What is the role of novel biomarkers for the diagnosis of intrinsic Acute Kidney Injury
A number of potential novel urine and serum biomarkers have been investigated for the diagnosis and classification of Acute Kidney Injury, including cystatin C, NGAL, KIM-1, liver fatty acid binding protein (L-FABP), interleukin-18, insulin-like growth factor binding protein 7 (IGFBP-7), and tissue inhibitor of metalloproteinase-2 (TIMP-2).
Cystatin C is a marker of glomerular filtration that has a shorter serum half-life than creatinine and therefore increases more rapidly in the setting of Acute Kidney Injury than creatinine does.
Cystatin C is normally completely reabsorbed in the urine so there is no urinary excretion; in the setting of Acute Kidney Injury, urinary cystatin C is increased as a result of tubular dysfunction. NGAL, KIM-1, L-FABP, and interleukin-18 are markers of tubular injury, and plasma and urine levels increase with intrinsic Acute Kidney Injury.
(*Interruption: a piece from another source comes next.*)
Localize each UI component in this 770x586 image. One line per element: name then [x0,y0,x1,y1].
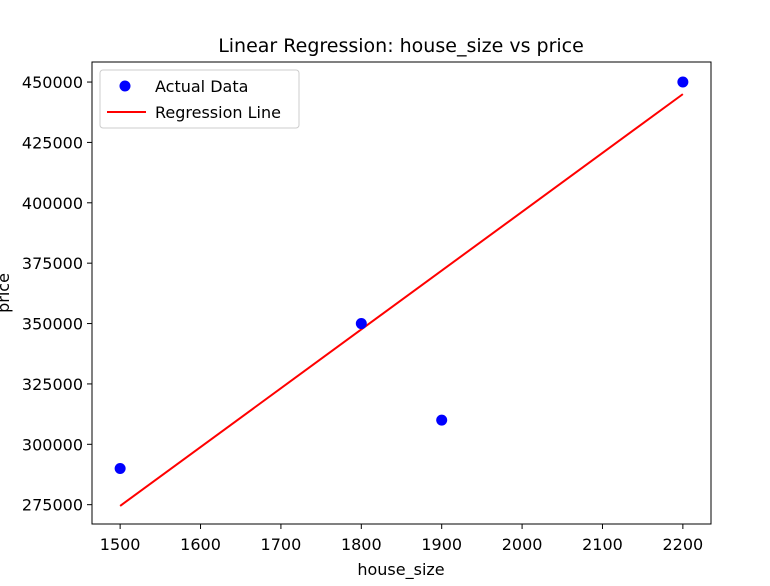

However, none of these markers are available for clinical use. IGFBP-7 and TIMP-2 are markers of cell cycle arrest; urine levels of these markers have been found to increase in patients at increased risk for Acute Kidney Injury.
A urine test incorporating these markers is clinically available; however, the optimal use of this technology remains uncertain.